After a recent preview event, ahead of the upcoming beta, a ton of officially OK-ed footage from The Division has made it online, and fans can watch hours and hours of the game to their heart’s content.
Though there has been a fair amount of buzz about the game as a possible Destiny competitor, there’s one aspect that seems to always be brought up every time footage from the game is shown.
The enemies are bullet-sponges.
This manifests itself in a few different ways. Enemies can take multiple clips to bring down, or they can take repeated headshots without dying. The situation is amplified when lower level players go up against higher level enemies, seeing as this is an RPG which is going to have a damage disparity in situations like that. Unfortunately, in the world of The Division filled with non-superpowered human beings, this kind of destroys the realism of the world that Ubisoft is trying to create.
Ubisoft is in a weird situation here. If they let enemies be taken out in just a few shots like “real life” or games like Call of Duty, The Last of Us, and so on, they lose much of the point of their RPG leveling and gear system. If they keep the damage/defense disparity like it is, combat is going to be pretty exhausting and goofy-looking, as flesh-and-blood humans are riddled with bullets yet remain standing.
This is sort of a unique problem that other games don’t run into. Granted, the shooter RPG is a somewhat new experience, but other games have had excuses as to why higher level enemies can absorb a lot of bullets.
Games like Destiny and Mass Effect take place in science fiction worlds when you can easily assume that aliens are more likely to be able to shrug off multiple shots due to armor or natural toughness. In those games personal shields also help mitigate damage while being sci-fi concept everyone is generally cool with. A game like Borderlands also has the same kind of bullet-sponge issue sometimes, as you can pump half a dozen shotgun blasts into a particularly tough human raider and they’ll keep coming, but the game’s cartoony style means “realism” isn’t really high on its list of priorities. It’s a game that gives you a gun that can shoot exploding swords, after all.
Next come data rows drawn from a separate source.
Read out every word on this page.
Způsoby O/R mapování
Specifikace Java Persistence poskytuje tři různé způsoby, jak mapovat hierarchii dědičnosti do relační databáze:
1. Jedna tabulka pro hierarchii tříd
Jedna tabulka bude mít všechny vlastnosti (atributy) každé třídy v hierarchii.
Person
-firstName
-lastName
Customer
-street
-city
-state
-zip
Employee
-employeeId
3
On the other side of the spectrum, most games with “normal” enemies aren’t also simultaneously RPGs. These are games like Call of Duty, Tomb Raider, Uncharted, Grand Theft Auto, Watch Dogs, Far Cry and so on. You may upgrade your guns damage here and there, but rarely will you face a human enemy that can just eat your bullets for breakfast. Yet in The Division, because of the leveling system, this seems like it’s going to happen frequently.
What’s the solution here? For “elites” in many of these games, you’ll see enemies layered up with armor. In Uncharted and Far Cry in particular, you will shoot the hell out of armored “tank” enemies, peeling off their armor and ultimately exposing their weakpoints. A game like Far Cry starts putting helmets on enemies so you can’t immediately one-shot them, but once that helmet is gone? It’s open season once again.
What Uncharted and Far Cry both have in common is that you have to rely on tactics to defeat these groups of enemies, more than just sheer firepower and your inborn “damage” stats. Combat in Uncharted is like a puzzle, as you scramble from cover to cover, trying to figure out the best way to dismantle a room full of enemies. It’s not their health that’s the obstacle, it’s their ability to kill you. The same goes for Far Cry, where carefully laid out bases pose a challenge of infiltration, and head-on assaults often mean death.
Though we're sure tactics are important in The Division, it sure seems like every combat encounter we see in that game is a frenetic firefight where players are just trying to dump gallons of bullets into their enemies. And boss battles? Forget about it.
Boss battles pose an additional problem, because even in games like Uncharted, Tomb Raider and Far Cry, they usually take a step back from their “armored enemy” elite solution and will eventually just dump their big bad guy in a helicopter or tank which will escalate things to an “ultimate boss challenge” pretty quickly. But in the world of The Division where no one even drives cars, much less tanks or helicopters, it seems like boss battles almost have to be just normal humans with god-like amounts of health, which again, feels goofy.
It’s hard to know what the solution is here, as it does feel pretty lose-lose whatever Ubisoft decides. We think the best way forward might be giving everyone less health, both players and enemies, to reflect the reality of taking bullets to the head or chest, which would encourage more cautious and tactical play, rather than what we’ve seen in the early footage so far. While we understand the game wants to rely heavily on RPG elements, you just can’t make an enemy take 25 shots to kill, and over time have players crawl their power level up so it only takes five instead. That may work in some genres, but not this one.
This may sound like a nitpicky issue, but it’s a hugely important one. The only reason a game like Destiny has found so much success is because of its innate “shooter feel,” which is more or less the best in the market thanks to the expertise of Bungie. If The Division’s shooting is annoying or exhausting thanks to bullet-sponge enemies, that does have the potential to sink the entire experience. A game that is simply not fun to play cannot be supported by addictive leveling and looting elements by themselves.
We have to imagine Ubisoft is absorbing all this feedback, and they’ll have even more to sift through after this upcoming beta. There’s still time to make changes, but the innate concept of the game will make it tough to figure out a solution for this.